A mutual fund industry group, which is concerned that
investors might panic in down markets and spark a run
on funds similar to the Great Depression run on banks,
has been studying those very questions.

The good news, according to the studies by the
Investment Company Institute: Mutual fund shareholders
tend to be in for the long haul within such asset
classes as equities, especially after prices fall
suddenly and steeply as they did last year.

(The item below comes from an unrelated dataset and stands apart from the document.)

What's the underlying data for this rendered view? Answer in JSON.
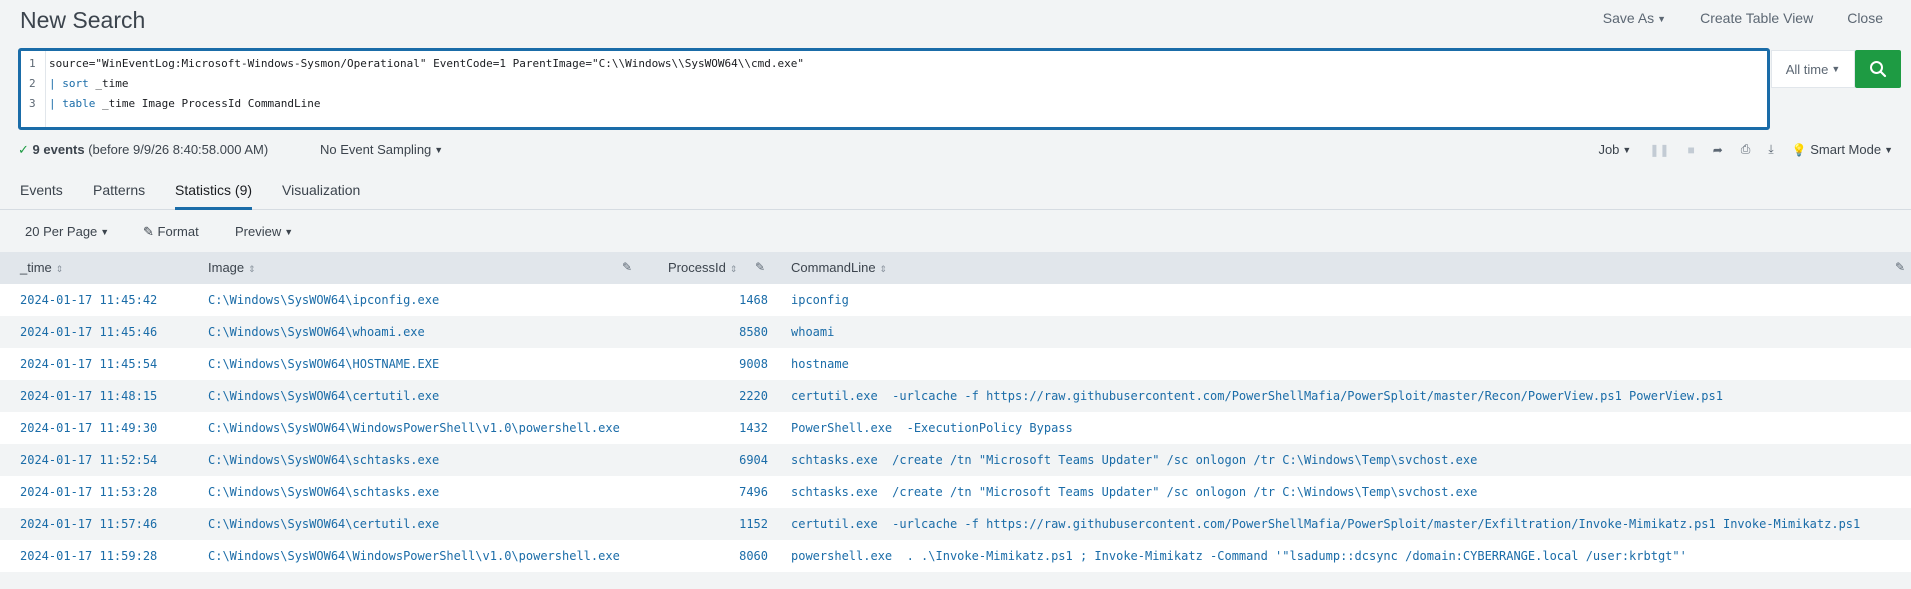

"A good number of investors do take a longer-term view
of investing and are in programs like IRAs or 401(k)s,
which encourage regular and systematic investment,"
said John Rea, chief economist for ICI.

Rea based his comments on fund data from 1994, when
the markets dropped in reaction to such disruptions as
increasing interest rates, the bankruptcy of Orange
County, Calif., and the devaluation of the Mexican
peso. People continued to invest through mutual funds
in those years and did not take money out wholesale;
the data on what investors do during extended bear
markets are less clear-cut.

But a study released last week appears to contradict
those results by concluding that investors tend to
hold individual funds for only a few years at a time,
hurting returns in the process.

Done by Boston-based Financial Research Corp. for
Hartford-based Phoenix Investment Partners, the study
of data from January 1990 through March 2000 found
that the average mutual fund investor reduced his or
her average three-year return one-fifth by getting in
and out of individual funds at the wrong time.

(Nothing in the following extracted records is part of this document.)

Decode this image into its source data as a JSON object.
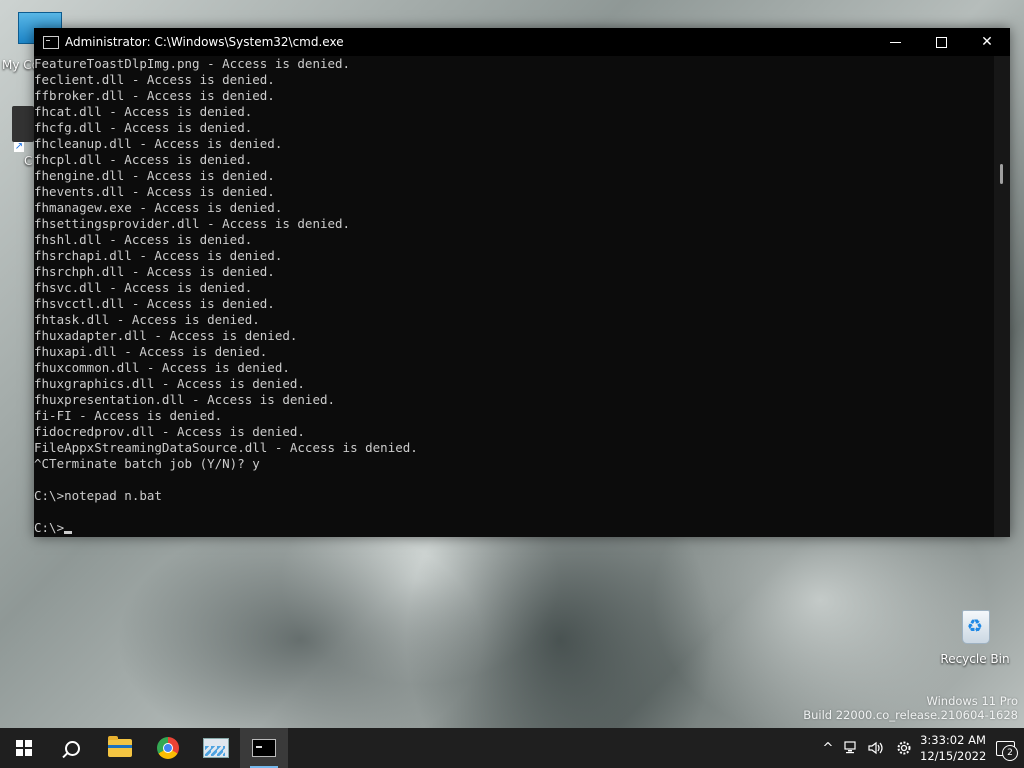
{
  "desktop": {
    "icons": {
      "my_computer": "My Co",
      "shortcut": "C",
      "recycle_bin": "Recycle Bin"
    },
    "watermark": {
      "edition": "Windows 11 Pro",
      "build": "Build 22000.co_release.210604-1628"
    }
  },
  "window": {
    "title": "Administrator:  C:\\Windows\\System32\\cmd.exe",
    "buttons": {
      "minimize": "—",
      "maximize": "☐",
      "close": "✕"
    }
  },
  "console": {
    "lines": [
      "FeatureToastDlpImg.png - Access is denied.",
      "feclient.dll - Access is denied.",
      "ffbroker.dll - Access is denied.",
      "fhcat.dll - Access is denied.",
      "fhcfg.dll - Access is denied.",
      "fhcleanup.dll - Access is denied.",
      "fhcpl.dll - Access is denied.",
      "fhengine.dll - Access is denied.",
      "fhevents.dll - Access is denied.",
      "fhmanagew.exe - Access is denied.",
      "fhsettingsprovider.dll - Access is denied.",
      "fhshl.dll - Access is denied.",
      "fhsrchapi.dll - Access is denied.",
      "fhsrchph.dll - Access is denied.",
      "fhsvc.dll - Access is denied.",
      "fhsvcctl.dll - Access is denied.",
      "fhtask.dll - Access is denied.",
      "fhuxadapter.dll - Access is denied.",
      "fhuxapi.dll - Access is denied.",
      "fhuxcommon.dll - Access is denied.",
      "fhuxgraphics.dll - Access is denied.",
      "fhuxpresentation.dll - Access is denied.",
      "fi-FI - Access is denied.",
      "fidocredprov.dll - Access is denied.",
      "FileAppxStreamingDataSource.dll - Access is denied.",
      "^CTerminate batch job (Y/N)? y",
      "",
      "C:\\>notepad n.bat",
      ""
    ],
    "prompt": "C:\\>"
  },
  "taskbar": {
    "apps": [
      "start-icon",
      "search-icon",
      "file-explorer-icon",
      "chrome-icon",
      "performance-monitor-icon",
      "command-prompt-icon"
    ],
    "tray": {
      "chevron": "^",
      "time": "3:33:02 AM",
      "date": "12/15/2022",
      "notification_count": "2"
    }
  }
}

So instead of matching the average mutual fund's
three-year return of 10.92 percent via a buy-and-hold
strategy, investors gained only 8.7 percent in that
period because they bought high and sold low,
according to the study.

"Investors are jumpier: They're chasing performance,"
said Jack Sharry, president of Phoenix Investment
Partners' Private Client Group. "It should be buy low,
sell high."

"There's a lot of back-and-forth trading that tends to
be disadvantageous," agreed Gavin Quill, senior vice
president of research studies at FRC, who conducted
the study based on ICI data.

So, are mutual fund shareholders long-term investors,
as the ICI studies suggest, or are they fair-weather
fund owners, as the FRC and Phoenix study suggests?

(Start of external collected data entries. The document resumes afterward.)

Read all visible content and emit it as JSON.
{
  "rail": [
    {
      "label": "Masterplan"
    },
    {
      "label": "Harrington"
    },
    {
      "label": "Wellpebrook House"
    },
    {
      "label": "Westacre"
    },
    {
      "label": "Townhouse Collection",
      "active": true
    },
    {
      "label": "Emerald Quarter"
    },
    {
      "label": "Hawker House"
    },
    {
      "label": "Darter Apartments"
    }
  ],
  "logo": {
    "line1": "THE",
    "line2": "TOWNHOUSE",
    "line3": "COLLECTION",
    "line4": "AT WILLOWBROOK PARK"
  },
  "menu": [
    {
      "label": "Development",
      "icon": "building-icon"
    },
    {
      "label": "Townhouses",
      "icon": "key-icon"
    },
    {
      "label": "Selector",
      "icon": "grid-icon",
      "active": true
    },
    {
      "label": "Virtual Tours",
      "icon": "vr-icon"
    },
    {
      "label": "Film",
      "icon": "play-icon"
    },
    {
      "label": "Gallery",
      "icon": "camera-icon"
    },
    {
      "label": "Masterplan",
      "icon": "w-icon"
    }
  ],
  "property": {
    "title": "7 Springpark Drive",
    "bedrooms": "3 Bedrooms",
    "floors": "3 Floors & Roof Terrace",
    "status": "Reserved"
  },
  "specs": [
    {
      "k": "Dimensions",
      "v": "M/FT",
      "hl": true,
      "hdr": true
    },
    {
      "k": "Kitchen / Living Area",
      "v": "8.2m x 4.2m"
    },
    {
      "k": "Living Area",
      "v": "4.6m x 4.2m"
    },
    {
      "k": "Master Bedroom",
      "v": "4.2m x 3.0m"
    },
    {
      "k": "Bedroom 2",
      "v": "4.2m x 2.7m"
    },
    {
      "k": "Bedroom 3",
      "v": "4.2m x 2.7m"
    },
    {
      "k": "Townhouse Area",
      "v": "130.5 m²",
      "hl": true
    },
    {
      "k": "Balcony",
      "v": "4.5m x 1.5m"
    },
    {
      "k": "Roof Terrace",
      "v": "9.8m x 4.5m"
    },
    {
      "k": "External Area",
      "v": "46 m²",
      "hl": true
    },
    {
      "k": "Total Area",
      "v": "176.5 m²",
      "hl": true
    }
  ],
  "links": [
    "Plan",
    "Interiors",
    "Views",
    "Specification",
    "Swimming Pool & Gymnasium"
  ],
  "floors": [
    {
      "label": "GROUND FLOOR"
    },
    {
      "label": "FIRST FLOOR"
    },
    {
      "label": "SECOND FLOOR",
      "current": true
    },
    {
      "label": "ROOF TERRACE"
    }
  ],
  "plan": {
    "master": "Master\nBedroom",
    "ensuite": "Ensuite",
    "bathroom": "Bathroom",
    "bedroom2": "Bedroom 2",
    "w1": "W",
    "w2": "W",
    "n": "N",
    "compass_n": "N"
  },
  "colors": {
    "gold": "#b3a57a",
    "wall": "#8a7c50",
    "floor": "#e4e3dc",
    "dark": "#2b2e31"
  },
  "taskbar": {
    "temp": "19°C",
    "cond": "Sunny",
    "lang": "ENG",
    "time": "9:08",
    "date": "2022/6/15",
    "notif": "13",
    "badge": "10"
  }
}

It turns out the studies don't necessarily contradict
each other after all.

The ICI studies look at how mutual fund shareholders
behave within an asset class such as equities, while
the FRC/Phoenix study looked at how investors behave
on a fund-by-fund basis. So while investors may stay
in equity funds generally through thick and thin, they
may switch from one style of equity fund to another,
say from an aggressive growth to a value fund,
depending on past performance. And that's when
investors could hurt their returns.

"People may be buy-and-hold long-term equity
investors, but there's an awful lot of activity going
on" from equity fund to equity fund, said Sharry of
Phoenix Investment, a money management company that
has both institutional and individual clients. "We
don't think it's healthy for the investor or for the
mutual fund company."

For investors who may be reeling from the shock of
opening their year-end mutual fund and brokerage
statements, ICI's Rea had this to say: "Over a 10-year
or 20-year investment horizon, the stock market has
outperformed other financial assets. It doesn't go
straight up, and it doesn't stay down forever."

Rea used last year's downturn as an opportunity to
boost investment in his own nonretirement accounts. "I
don't think it's a great idea, quite honestly, to try
to time the market. One never knows whether prices are
too high or too low," said Rea. But for him, "It
looked like a good time to add a little more than
normal, not that I'm necessarily recommending that for
everyone. The most important thing is to establish a
regular program for investing, and sticking to it."

While those year-end statements have been painful for
Spriggs, Symonds, and Atemasov in recent weeks, none
of the investors is running scared.

"All my funds were down," said Spriggs. "The only
thing that made money was my money market fund, about
6 percent."

Nevertheless, he wants to see the federal government
raise the Individual Retirement Account limit from
$2,000 a year to $5,000, as is now being discussed, so
he can invest even more.

"I'm in for the long haul," said Spriggs.